Nine: Constance was yelling diving scores as people jumped off the Titanic while it was drowning
Constance: The last guy had a solid 8 let me tell you
***
Rose: Imagine getting paid for being cute
Lou: You would be rich
Rose: *blushes* Thanks
Constance: Cute is okay, but imagine getting paid for being an annoying asshole
Debbie: *not looking up from her magazine* Lou would be a billionaire
***
*Tammy struggling to put her kids to sleep, calls Daphne*
Tammy: My kids won't go to bed. They wanna watch HBO. Do you think it's okay if I let them watch tonight's Game of Thrones? I don't want them to see nud-
Daphne: Are you insane? Absolutely not! There's way too much going on, they'll be completely lost. They have to start from season one or it just won't make any sense
***
Tammy: I accidentally hit a bunny!
Debbie: Oh no! Easter is cancelled! Thanks a lot
Tammy: Wha-
Lou: Here comes Peter Cottontail hopping down the bunny trail... OH NO! HERE COMES TAMMY! AND SPLAT!
***
Lou: How drunk was I last night?
Debbie: Well, at one point I convinced you to try and bite your own nose...
Lou: Shit! What happened?
Debbie: You were rolling around on the floor for an hour screaming 'It's getting away it's getting away'
***
*Christmas night*
Debbie: *singing* I kiss you a merry Christmas, I kiss you a merry Christmas, I kiss you a-
Lou: These are not the lyrics, Debbie
Debbie: Do you want the kiss or not, Miller?
Lou:
Lou: Yes I do
Debbie: Then kindly shut your mouth and let me sing and kiss you
***
Rose: So... I am in love with Daphne
Nine: Daphne?
Amita: Our Daphne?
Rose: Yes. Thoughts?
Constance: And prayers. Holy shit, girl!
***
Tammy: So, we are on plan B now?
Debbie: Technically, this is plan H
Nine: How many plans do we have? Is there like, plan M?

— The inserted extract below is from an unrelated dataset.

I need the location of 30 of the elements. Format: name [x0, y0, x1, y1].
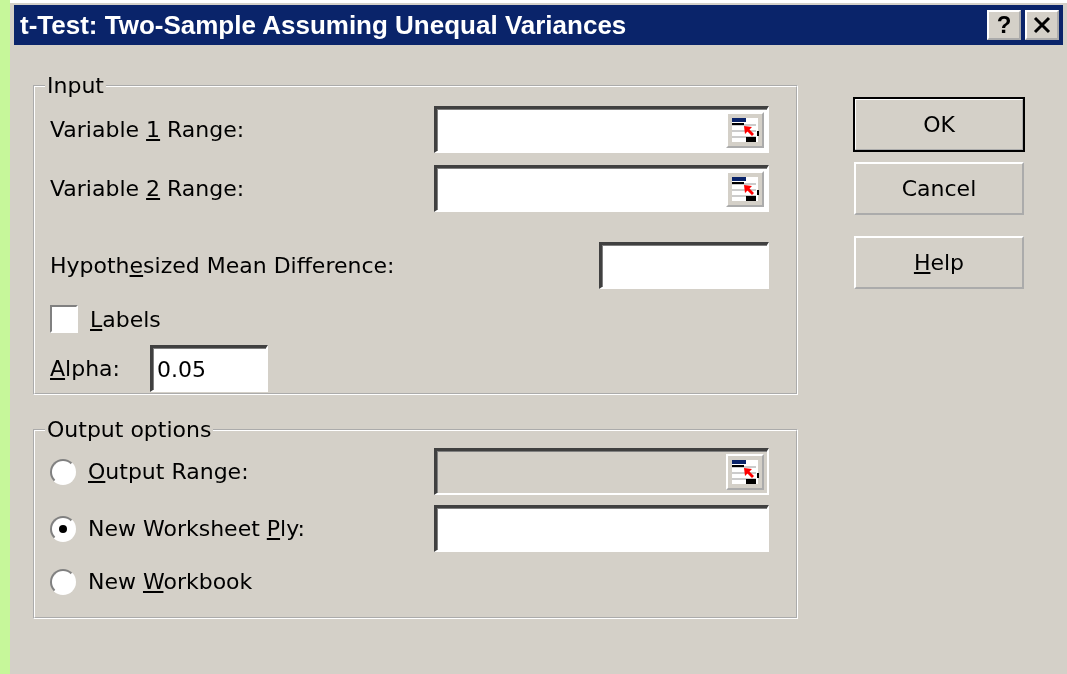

Debbie: Yeah, but Constance dies in plan M, so we aren't-
Daphne: I like plan M. Let's do it
Constance: *Hiding behind Lou* I suddenly am not feeling safe here
***
Rose: Is it okay if I swear?
Lou: Absolutely yes, Rosie. You can do whatever you want here. You can swear.
Rose: *taking a deep breath* Fffff-
Lou: Yes, go on. Let go of your anger and frustration and swear as you please
Rose: I want to but I am nervous
***
Amita: *excited* it's Christmas! We should get into Christmas mood!
Constance: *pointing at Rose* Merry crisis
Amita: Wha-
Nine: *pointing at Daphne* Hoe Hoe Hoe
Amita: That's not-
Constance: *pointing at Amita* Jingle bells Jingle bells SINGLE ALL THE WAY!
***
Debbie: Nobody has better memory than I do. I have the sharpest memory. Name one time I forgot something
Lou: You forgot to buy Vegemite last week despite me reminding you 100 times
Debbie: I didn't forget. I skipped that on purpose
***
Amita: How do I look, Constance?
Constance: *not looking up from her phone* with your eyes, idiot. How else?
***
*Constance and Nine discussing about their racing video game*
Constance: We have to somehow get that Lamborghini Huracan!
Debbie: *overhears*
*Later*
Debbie: Don't ask me how, but here *throws a car key*
Constance and Nine: What is this?
Debbie: Key to Huracan. It is parked in the garage. I will ask Lou to change its colour and get a new plate
***
Lou: Debbie, can I talk to you in our room, now?
Debbie: Okay? *follows Lou to room*
Lou: Lock the door, quick
Debbie: *smirking* I like where this is going
Lou: Okay, turn off all the lights
Debbie: *turns off the lights* As you wish, babe-
Lou: *excited* Look at my new watch! It glows in dark!